Irina took a step back, her eyes wide.
"I never wanted this!" Words spilled from my mouth without control. Maybe they were directed to Irina facing me.
Maybe they were directed to her silhouette.
Or maybe they were directed to somewhere else.
"I never wanted to live in a world where I had to constantly train, constantly fight, constantly detach myself from everything and everyone. Do you think I enjoy this? Do you think this is what I chose?"
My grip on the blade tightened, my knuckles turning white. "I was supposed to be the one who died.
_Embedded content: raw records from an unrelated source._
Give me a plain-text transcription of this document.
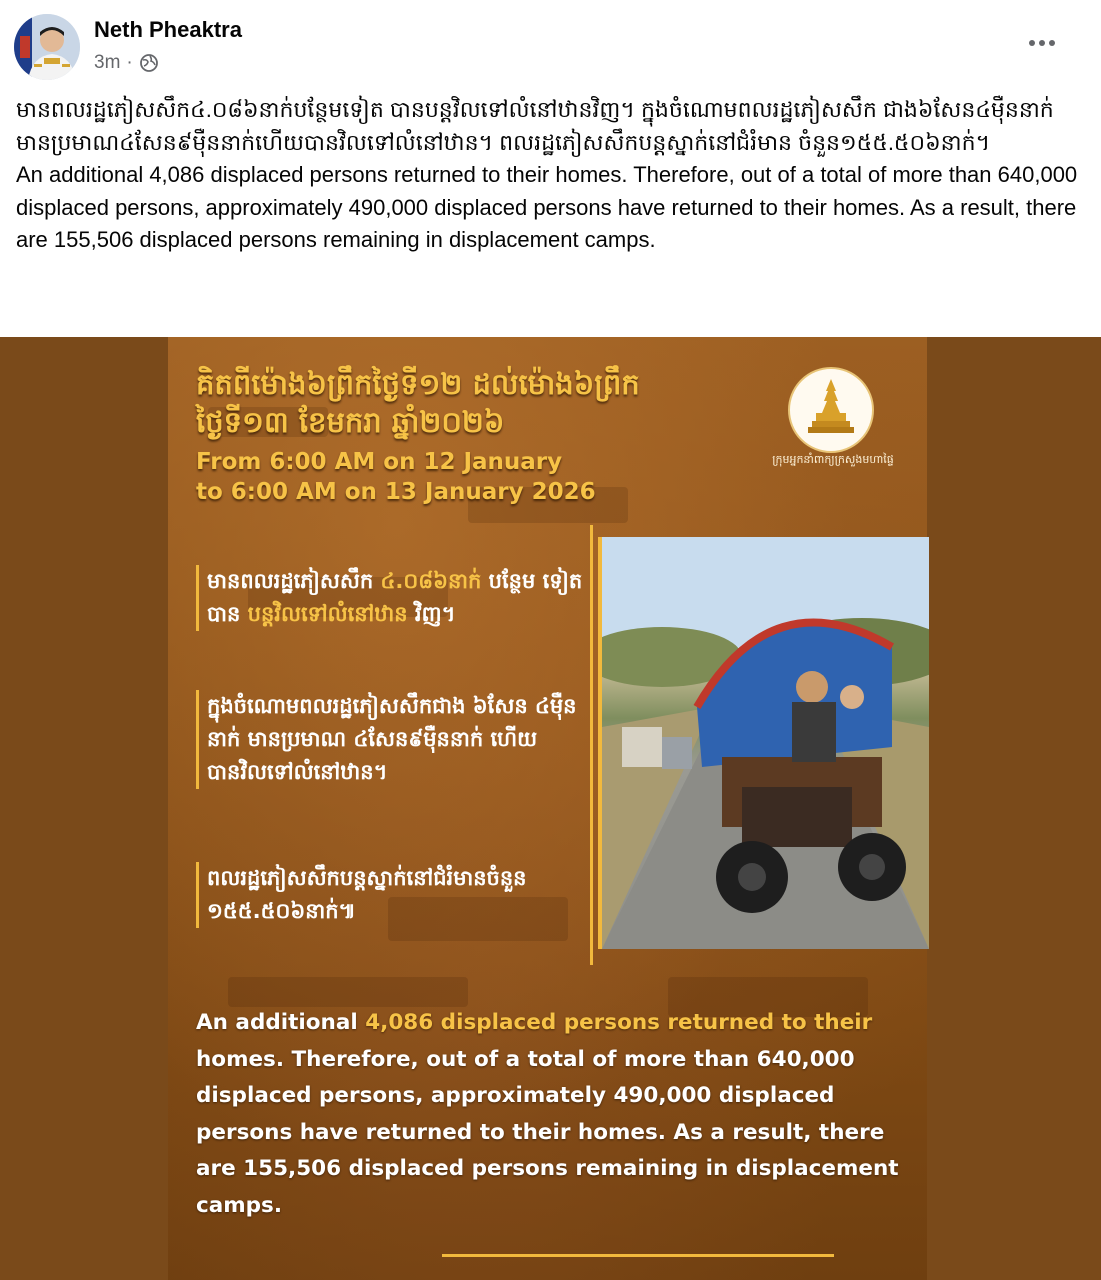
Neth Pheaktra
3m ·

មានពលរដ្ឋភៀសសឹក៤.០៨៦នាក់បន្ថែមទៀត បានបន្តវិលទៅលំនៅឋានវិញ។ ក្នុងចំណោមពលរដ្ឋភៀសសឹក ជាង៦សែន៤ម៉ឺននាក់ មានប្រមាណ៤សែន៩ម៉ឺននាក់ហើយបានវិលទៅលំនៅឋាន។ ពលរដ្ឋភៀសសឹកបន្តស្នាក់នៅជំរំមាន ចំនួន១៥៥.៥០៦នាក់។

An additional 4,086 displaced persons returned to their homes. Therefore, out of a total of more than 640,000 displaced persons, approximately 490,000 displaced persons have returned to their homes. As a result, there are 155,506 displaced persons remaining in displacement camps.

គិតពីម៉ោង៦ព្រឹកថ្ងៃទី១២ ដល់ម៉ោង៦ព្រឹក
ថ្ងៃទី១៣ ខែមករា ឆ្នាំ២០២៦
From 6:00 AM on 12 January
to 6:00 AM on 13 January 2026
ក្រុមអ្នកនាំពាក្យក្រសួងមហាផ្ទៃ
មានពលរដ្ឋភៀសសឹក ៤.០៨៦នាក់ បន្ថែម ទៀតបាន បន្តវិលទៅលំនៅឋាន វិញ។
ក្នុងចំណោមពលរដ្ឋភៀសសឹកជាង ៦សែន ៤ម៉ឺននាក់ មានប្រមាណ ៤សែន៩ម៉ឺននាក់ ហើយបានវិលទៅលំនៅឋាន។
ពលរដ្ឋភៀសសឹកបន្តស្នាក់នៅជំរំមានចំនួន ១៥៥.៥០៦នាក់៕
An additional 4,086 displaced persons returned to their homes. Therefore, out of a total of more than 640,000 displaced persons, approximately 490,000 displaced persons have returned to their homes. As a result, there are 155,506 displaced persons remaining in displacement camps.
It should have been me!"
I never wanted to live in the first place. The life was already hard when we were young. Seeing the face that Mother and Father made when they saw me in contrast to you, seeing how we were trapped in a village and could never get out.
Seeing the disparity of treatments that we received. Such a life. I never wanted to continue doing that.
But you.
Weren't you different? Didn't you want to live to help other people?
I was not like that. I didn't want to live such a life. But for you, I was ready to do everything.
But where are you now?
Somewhere I can't reach?
Then, what is the point of living?
You were the one who was supposed to live.
So don't give me such a look.
"Estelle was the one who deserved to live, not me! She was strong, kind, and everything I wasn't. She was the one who should have had a future, not me!"
My eyes were cold as I continued, my voice cracking with emotion.
"But instead, everything was taken from her. Her life, her dreams, her future. And I was left here with nothing but guilt and pain."
The words that were directed to her.
The resentment that I had built up after all this time.
There was a saying that I once remembered.
'Death is tough for people that are left behind on Earth.'
At that time, I couldn't understand it, as my world was always filled with standing on top. But, seeing her leaving with a smile, I understood.
The pain.
It was just too much.
That was why I couldn't accept it.
'Why? Why did you smile as if you were doing something good? Why did you think I would be happy living such a life when you were not around?'
It was selfish.
It was selfish, unlike her.
For a person who had lived her whole life helping other people, her last moments were uncharacteristically selfish for her own good.
Never thinking about what the person left behind would do. How could they navigate their end?
She just selfishly left this world with a smile.
Without considering how that same smile would haunt me in my every dream.
So please tell me.
How can I not resent this sister of mine who became selfish when it came to me?
How can I not resent her when she is not letting me even now?
How can I not resent her when she is forcing me to face myself and my own actions?
And that is why, with my heart filled with resentment, I wanted to convey what the person who got left behind thought to the one who left.
Even if she was not real, I at least wanted her to know how I felt so that she would feel some guilt for her own actions.
So that she wouldn't do such a thing next time or maybe in some parallel world.
"I don't deserve anything good in this life. I'm not someone who should have happiness or peace. I'm supposed to pay for my weakness and my inability to protect her."
My breaths got rough for a split second, making it a lot harder for me to continue. It was as if the world was telling me to take a break.
Her eyes looking at me were somehow filled with sadness.
Were they Irina's eyes, or were they Estelle's? I wondered. But it didn't matter.
I would convey everything to her so that she would understand.
That stone-headed sister of mine was somehow hard to catch up, you see.
"Do you know what it's like to feel that kind of guilt every day? To wake up every morning knowing that you're the reason someone else is dead? To know that no matter what you do, you can never make up for it?"
As the words spilled from my mouth, I felt a sense of turmoil within me. It was as if the floodgates had opened, and all the emotions I had kept bottled up for so long were finally pouring out. But at the same time, there was a strange sense of relaxation, a release that I had never felt before.